Meta Signals End to Oversight Board Funding, Puts Independent Content Moderation at Risk
Meta has privately informed its independent Oversight Board that the company may completely halt its funding after 2028, a move that threatens the future of the high-profile body created to review the platform's most contentious content moderation decisions. According to sources, the company has already significantly reduced its financial support this year and signaled plans for further cuts in 2027 and 2028, forcing board staff to brace for potential layoffs. This financial pressure arrives as Meta's referrals of complex cases and policy questions to the board have notably slowed in recent months.
The two sides are now locked in negotiations to find a compromise that would allow the board's work to continue in some form. However, the range of options under discussion is stark, including a complete break from Meta. In that scenario, the board's trust could attempt to spin off into a new entity that performs similar oversight work for other technology platforms, a radical shift from its original mandate.
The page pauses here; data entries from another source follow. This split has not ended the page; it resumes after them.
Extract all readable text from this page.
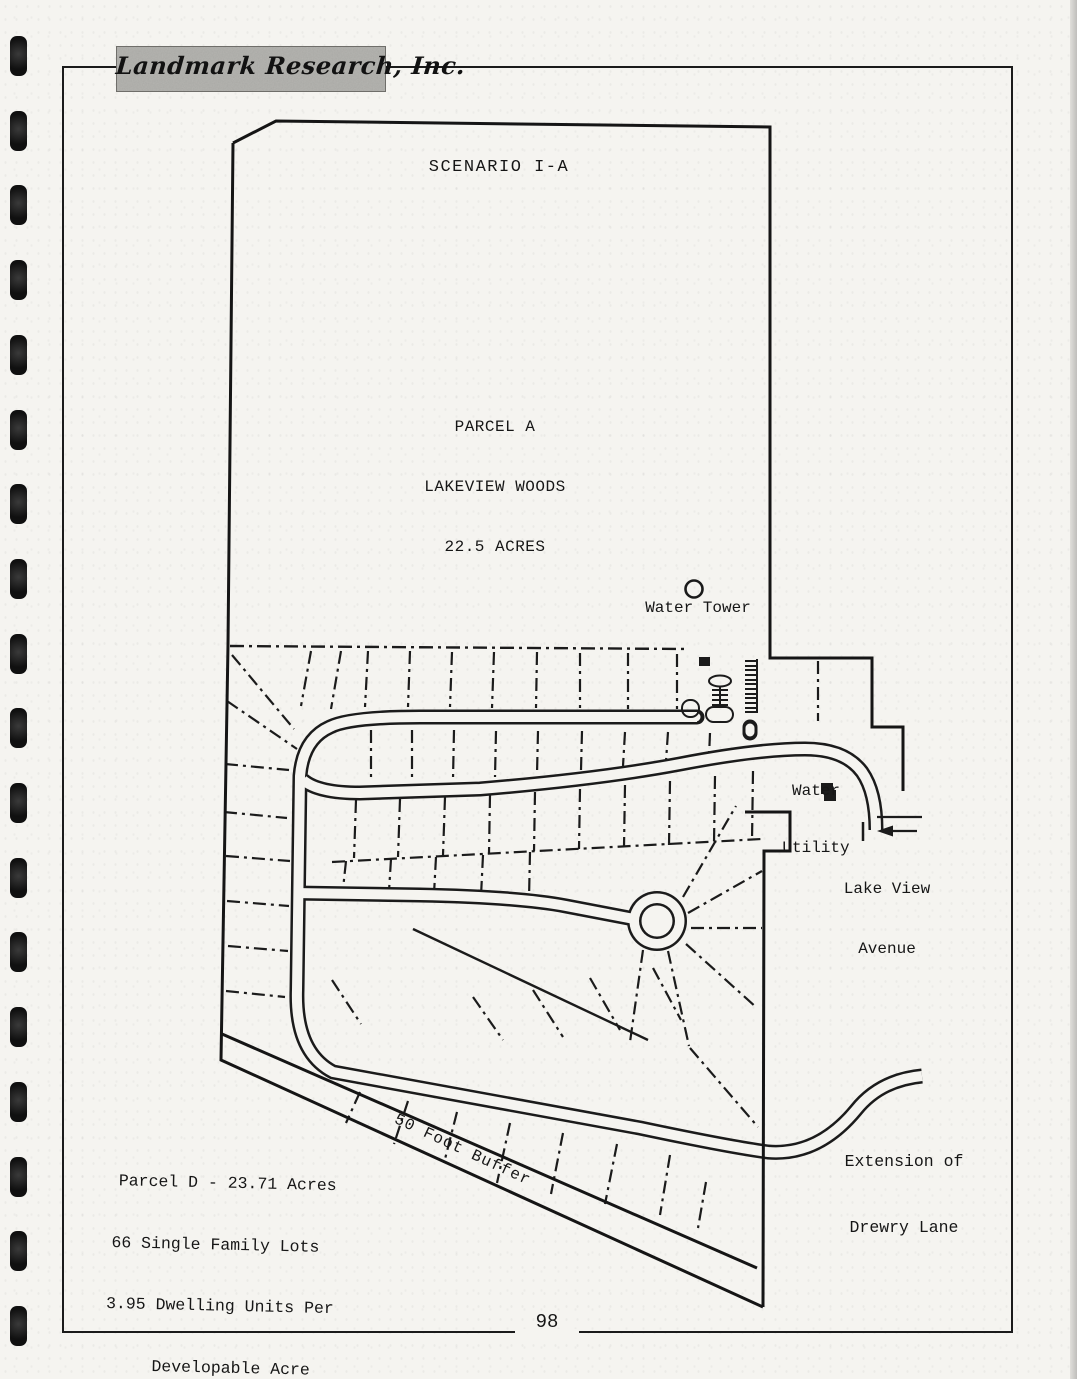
Landmark Research, Inc.
SCENARIO I-A

PARCEL A

LAKEVIEW WOODS

22.5 ACRES

Water Tower

Water

Utility

Lake View

Avenue

Extension of

Drewry Lane

Parcel D - 23.71 Acres

66 Single Family Lots

3.95 Dwelling Units Per

Developable Acre

50 Foot Buffer
98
This potential defunding aligns with a broader strategic pivot inside Meta, where the company is aggressively shifting trust and safety functions from human review toward automated systems. The financial calculus is also tied to the company's massive investment in building out its AI infrastructure, creating internal pressure to cut costs across non-core operations. The board's uncertain future raises critical questions about the durability of external accountability mechanisms for the world's largest social media platforms, especially as they lean more heavily on opaque algorithmic systems.